We’re giving the power back to the users.

Every advance, whether technological or not, has its counterparts. The emancipation of a data society is no exception. At the moment when we individually produce 1.7 Megabytes of data every second; at the moment when digital data is used to create, value and develop a growing number of new services; at the momentwhen data has become central, its protection and sovereignty is at the heart of an important socio-economic debate.And this is all the more true since the trend is clearly towards a drastic increase in data collection, particularly in the context of deep learning and artificial intelligence.

The issue of data protection, storage and sovereignty is a crucial debate. It concerns the State, companies and citizens. Switzerland is no exception. It is a question of catching up with its European neighbor. On May 25, 2018, the European Data Protection Regulation (GDPR) took effect in the European Union. This regulation aims to do nothing more and nothing less than give the power back to EU citizens when it comes to personal data.

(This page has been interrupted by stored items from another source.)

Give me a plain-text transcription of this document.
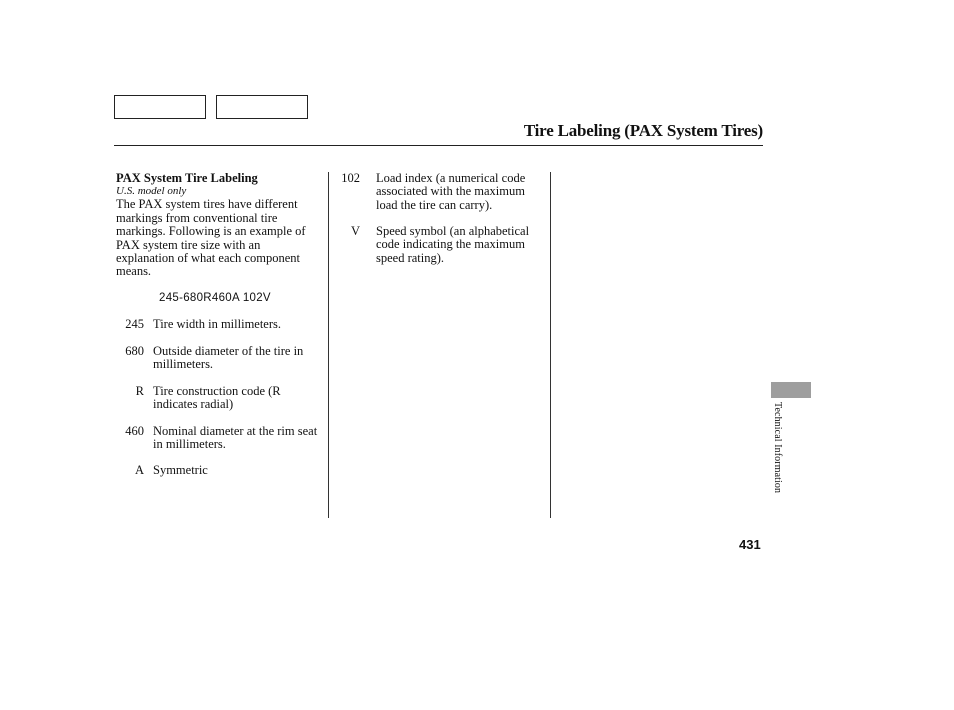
Tire Labeling (PAX System Tires)
PAX System Tire Labeling
U.S. model only
The PAX system tires have different markings from conventional tire markings. Following is an example of PAX system tire size with an explanation of what each component means.
245-680R460A 102V
245 Tire width in millimeters.
680 Outside diameter of the tire in millimeters.
R Tire construction code (R indicates radial)
460 Nominal diameter at the rim seat in millimeters.
A Symmetric
102 Load index (a numerical code associated with the maximum load the tire can carry).
V Speed symbol (an alphabetical code indicating the maximum speed rating).
Technical Information
431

In broad terms, the GDPR grants more rights to individuals, such as the right to be forgotten and portability.

In other words, every European can demand to know which companies are collecting their data, in what context and for what purposes. They can decide to transfer their personal information to the platform or company of their choice. If the regulation is European, it also concerns SMEs as well as Swiss multinationals.But which ones? For which services? In which sector? And what do we mean by personal data? How can this legislative change be implemented? What are the costs of compliance with the European regulation?

Since then, the vast majority of Swiss companies have taken the necessary steps to become compliant. This change has an organizational, human and financial cost. Indeed, each company must review its data processing policy and clearly analyze what information is collected, how it is processed, who has access to it and whether the company can delete it. For the company, it is therefore a matter of ensuring that the new standards are respected from one end of the data processing chain to the other. This approach naturally involves all the company’s departments and forces the general management to review its processes and, if necessary, to hire new competent resources. But this is the price to pay to guarantee the protection and sovereignty of citizens’ data.